The journal began as a space for students to publish their work in the early years of the MFA–UNC Greensboro was one of the first such programs in the country–but then quickly evolved. Even as the GR started to feature prominent writers like Joyce Carol Oates, Ezra Pound, and Robert Bly, it kept an emphasis on emerging voices and highlighting risk-taking work that might be passed over by other journals. Our design also stays true to that inaugural 1966 issue, with the same logo from Greensboro painter Betty Watson; we like to think we leave the acrobatics and experimentation to the writers we publish, who never cease to surprise us with their fresh language, vision, and approaches to storytelling.

You are open to general submissions every November to February, but also have some special reading periods. Can you tell us more about the contests or prizes associated with The Greensboro Review?

Since the ’80s, The Greensboro Review has sponsored the Robert Watson Literary Prize, an annual contest with a cash prize of $1,000 for the best short story and poem published in our spring issue. These prizes are another way we bring attention to new voices and recognize the work of talented writers.

The Amon Liner Poetry Prize, established in memory of the North Carolina poet, is also given every year for the best student poem to appear in The Greensboro Review. This past year, the prize went to Forrest Rapier’s poem, “Appaloosa Rider Unchained.”

You have readers across the U.S. and quite a few international subscribers as well. Tell us about your audience and also who you see as your peers out there in the world of literary journals.

Our audience is broad–really anyone who enjoys the pleasure of reading a good story or poem, especially those readers who care most about what’s within the covers. As a whole, our readership seems interested in original, vivid, and concise language on timely, or timeless, topics. We often think of our peers as other literary journals that have been around for decades, as well as those with strong ties to universities or communities of writers.
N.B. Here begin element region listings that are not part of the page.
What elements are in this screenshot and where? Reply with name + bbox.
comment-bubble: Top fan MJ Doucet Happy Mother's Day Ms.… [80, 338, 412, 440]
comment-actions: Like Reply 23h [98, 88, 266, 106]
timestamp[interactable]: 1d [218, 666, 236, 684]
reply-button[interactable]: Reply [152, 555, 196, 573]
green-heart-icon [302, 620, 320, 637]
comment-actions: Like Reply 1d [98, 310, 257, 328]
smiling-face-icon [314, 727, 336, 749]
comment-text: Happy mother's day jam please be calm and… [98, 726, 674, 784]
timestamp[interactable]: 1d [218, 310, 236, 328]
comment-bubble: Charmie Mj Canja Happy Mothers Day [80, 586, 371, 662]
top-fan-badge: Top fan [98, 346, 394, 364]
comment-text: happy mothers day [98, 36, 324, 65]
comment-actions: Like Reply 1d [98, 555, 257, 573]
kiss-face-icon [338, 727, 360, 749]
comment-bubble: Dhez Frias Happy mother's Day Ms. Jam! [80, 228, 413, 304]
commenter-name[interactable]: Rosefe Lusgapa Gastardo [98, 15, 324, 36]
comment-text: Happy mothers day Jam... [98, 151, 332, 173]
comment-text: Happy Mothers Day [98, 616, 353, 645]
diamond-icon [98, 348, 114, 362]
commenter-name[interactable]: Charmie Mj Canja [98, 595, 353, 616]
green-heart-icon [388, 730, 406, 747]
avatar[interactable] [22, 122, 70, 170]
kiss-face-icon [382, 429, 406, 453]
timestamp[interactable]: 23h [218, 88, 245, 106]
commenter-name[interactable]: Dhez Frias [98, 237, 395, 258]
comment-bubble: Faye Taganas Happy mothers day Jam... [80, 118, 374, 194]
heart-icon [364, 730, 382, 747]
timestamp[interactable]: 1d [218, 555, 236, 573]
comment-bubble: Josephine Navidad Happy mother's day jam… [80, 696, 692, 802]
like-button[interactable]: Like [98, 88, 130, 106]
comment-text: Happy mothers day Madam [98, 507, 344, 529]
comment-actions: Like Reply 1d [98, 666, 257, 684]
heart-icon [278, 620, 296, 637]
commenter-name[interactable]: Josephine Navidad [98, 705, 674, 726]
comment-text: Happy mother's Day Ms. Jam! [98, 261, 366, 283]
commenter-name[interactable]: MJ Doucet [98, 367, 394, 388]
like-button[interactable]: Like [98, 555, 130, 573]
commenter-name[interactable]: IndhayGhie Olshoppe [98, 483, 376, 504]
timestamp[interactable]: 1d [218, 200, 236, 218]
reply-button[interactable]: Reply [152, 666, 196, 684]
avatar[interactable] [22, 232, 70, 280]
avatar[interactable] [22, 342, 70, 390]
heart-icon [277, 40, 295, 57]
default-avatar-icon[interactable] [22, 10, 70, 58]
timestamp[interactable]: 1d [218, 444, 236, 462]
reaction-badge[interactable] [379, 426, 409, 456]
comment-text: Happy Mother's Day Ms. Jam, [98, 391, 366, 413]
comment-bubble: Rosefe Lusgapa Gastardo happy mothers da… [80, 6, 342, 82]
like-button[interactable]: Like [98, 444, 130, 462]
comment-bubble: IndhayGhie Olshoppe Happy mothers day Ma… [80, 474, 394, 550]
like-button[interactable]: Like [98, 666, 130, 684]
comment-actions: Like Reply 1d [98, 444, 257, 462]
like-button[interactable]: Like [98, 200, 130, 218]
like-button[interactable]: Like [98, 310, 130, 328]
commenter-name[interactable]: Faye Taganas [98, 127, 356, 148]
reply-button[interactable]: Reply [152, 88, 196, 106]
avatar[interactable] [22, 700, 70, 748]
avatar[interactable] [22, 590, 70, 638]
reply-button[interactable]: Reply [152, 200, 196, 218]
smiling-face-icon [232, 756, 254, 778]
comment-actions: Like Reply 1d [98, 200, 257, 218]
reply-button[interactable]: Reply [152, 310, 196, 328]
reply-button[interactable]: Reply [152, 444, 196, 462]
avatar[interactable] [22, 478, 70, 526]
The Sewanee Review is one, along with The Georgia Review, The Gettysburg Review, The Kenyon Review, and The Southern Review.

Can you give us a few highlights from the spring 2019 issue?

We’re very excited about this 105th issue, which features the winners of our most recent Robert Watson Literary Prizes—Sarah Heying for her story, “The Chair Kickers’ Tale,” and Lena Khalaf Tuffaha for her poem, “Miss Sahar Listens to Fairuz Sing ‘The Bees’ Path.’” The seventeen other short stories and poems capture the sort of range we’re proud to publish, from a story by Sharon Solwitz, whose writing has been anthologized multiple times in Best American Short Stories and the Pushcart Prize anthology, to a poem from Maya Salameh, a freshman at Stanford University just embarking on her literary career.